Valentine was born in 1954, in Bucharest, Romania. His family immigrated to France in 1960. A year and a half later, they landed in St. Paul, Minn., placed there by their sponsoring agency, the Hebrew Immigration Society. Not long after, they moved again, this time to Queens, N.Y., and they settled there permanently. The family didn’t have much money, but Valentine grew to love TV, and the culture of New York provided him with an education in theater and museums.

While a student majoring in English at the University of Chicago, he landed a job at Poetry magazine, which proved considerably more prestigious than lucrative. He also became a freelance journalist, writing theater reviews “because it was a great way to get great tickets for dates for free,” a calling he continued when he moved back to New York after graduation. He also worked for a variety of small magazines, then went on to Saturday Review and eventually was articles editor for Life magazine, from 1981 to ’83. While at Life, he played softball on the weekends, and in a stroke of luck met Brandon Tartikoff, president of NBC, on the ball field. Next thing he knew, Valentine was hired as director of comedy development at NBC. His success there led him to Disney, where he quickly rose through the TV ranks.

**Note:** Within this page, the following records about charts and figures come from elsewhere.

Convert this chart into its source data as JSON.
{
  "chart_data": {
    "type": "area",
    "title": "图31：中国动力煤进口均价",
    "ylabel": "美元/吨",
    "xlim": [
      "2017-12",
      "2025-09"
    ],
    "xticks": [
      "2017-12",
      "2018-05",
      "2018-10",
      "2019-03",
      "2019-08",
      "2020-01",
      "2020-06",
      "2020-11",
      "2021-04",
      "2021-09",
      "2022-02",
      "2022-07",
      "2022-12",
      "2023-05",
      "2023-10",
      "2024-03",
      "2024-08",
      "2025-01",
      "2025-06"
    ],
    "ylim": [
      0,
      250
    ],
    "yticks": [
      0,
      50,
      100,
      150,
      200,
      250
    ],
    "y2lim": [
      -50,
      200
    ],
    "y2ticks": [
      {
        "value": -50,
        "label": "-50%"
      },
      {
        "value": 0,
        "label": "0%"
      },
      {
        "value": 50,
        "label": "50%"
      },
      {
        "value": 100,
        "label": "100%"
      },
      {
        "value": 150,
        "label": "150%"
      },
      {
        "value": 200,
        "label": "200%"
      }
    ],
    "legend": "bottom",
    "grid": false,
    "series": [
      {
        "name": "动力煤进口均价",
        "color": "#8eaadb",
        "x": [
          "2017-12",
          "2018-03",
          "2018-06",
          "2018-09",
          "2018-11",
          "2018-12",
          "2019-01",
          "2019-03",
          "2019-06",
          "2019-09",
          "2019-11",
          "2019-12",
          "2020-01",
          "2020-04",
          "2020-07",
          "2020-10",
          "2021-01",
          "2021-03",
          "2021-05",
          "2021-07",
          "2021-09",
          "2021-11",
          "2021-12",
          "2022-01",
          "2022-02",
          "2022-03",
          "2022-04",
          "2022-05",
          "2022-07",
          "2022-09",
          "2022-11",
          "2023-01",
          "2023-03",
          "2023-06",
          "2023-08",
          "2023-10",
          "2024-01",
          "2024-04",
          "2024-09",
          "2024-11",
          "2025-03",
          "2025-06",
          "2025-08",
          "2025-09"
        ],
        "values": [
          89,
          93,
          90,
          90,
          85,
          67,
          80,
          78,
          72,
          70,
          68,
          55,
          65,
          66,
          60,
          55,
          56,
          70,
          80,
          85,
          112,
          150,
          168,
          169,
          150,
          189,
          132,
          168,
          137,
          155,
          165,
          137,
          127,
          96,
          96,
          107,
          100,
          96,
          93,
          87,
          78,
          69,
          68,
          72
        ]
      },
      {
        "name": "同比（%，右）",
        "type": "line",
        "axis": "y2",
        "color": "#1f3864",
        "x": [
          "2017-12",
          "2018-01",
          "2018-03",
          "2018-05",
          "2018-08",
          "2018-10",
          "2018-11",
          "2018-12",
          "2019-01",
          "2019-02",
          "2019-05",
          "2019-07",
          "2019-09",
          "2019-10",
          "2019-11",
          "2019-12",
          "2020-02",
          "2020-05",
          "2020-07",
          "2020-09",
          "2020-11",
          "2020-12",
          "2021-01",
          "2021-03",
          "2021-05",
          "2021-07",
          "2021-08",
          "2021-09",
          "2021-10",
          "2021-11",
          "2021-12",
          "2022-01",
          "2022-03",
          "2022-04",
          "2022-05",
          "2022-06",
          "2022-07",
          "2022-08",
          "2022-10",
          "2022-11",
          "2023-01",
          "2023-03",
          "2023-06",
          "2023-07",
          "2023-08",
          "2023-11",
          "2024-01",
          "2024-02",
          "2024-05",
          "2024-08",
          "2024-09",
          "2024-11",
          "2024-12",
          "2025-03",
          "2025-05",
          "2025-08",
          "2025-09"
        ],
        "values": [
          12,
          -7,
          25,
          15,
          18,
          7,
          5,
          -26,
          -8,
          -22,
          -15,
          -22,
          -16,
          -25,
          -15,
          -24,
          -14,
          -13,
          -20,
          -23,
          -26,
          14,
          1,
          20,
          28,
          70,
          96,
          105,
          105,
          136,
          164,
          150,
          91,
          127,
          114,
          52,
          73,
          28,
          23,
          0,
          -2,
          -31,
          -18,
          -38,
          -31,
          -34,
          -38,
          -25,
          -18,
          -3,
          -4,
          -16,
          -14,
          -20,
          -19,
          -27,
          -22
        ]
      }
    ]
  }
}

When he moved to UPN to run the network, it was a significant step, moving from the production side of the business to become a program buyer. And he didn’t completely take to it. He departed in January 2002 with an unnamed but reportedly significant settlement after suing Viacom for $22 million in bonuses he said was owed to him under the terms of his original contract. During his tenure, Valentine did engineer a bold move by bringing “Buffy the Vampire Slayer” to the network from its principal rival, the WB, and helped launch the latest addition to the “Star Trek” franchise with “Enterprise.”

Now, he’s got time to develop new projects, and, he says, less time for the art. “I think of myself as a media entrepreneur, and my wife thinks of me as unemployed,” he jokes. He claims he’s found himself working harder now than ever before. “And as my kids have started having language and ideas, I’ve had even less time.” Still, he religiously spends about four hours every Saturday going to galleries and studios, looking.

“You have to make time, just as you do for your wife and children. It’s a priority in my life. It’s something I do.”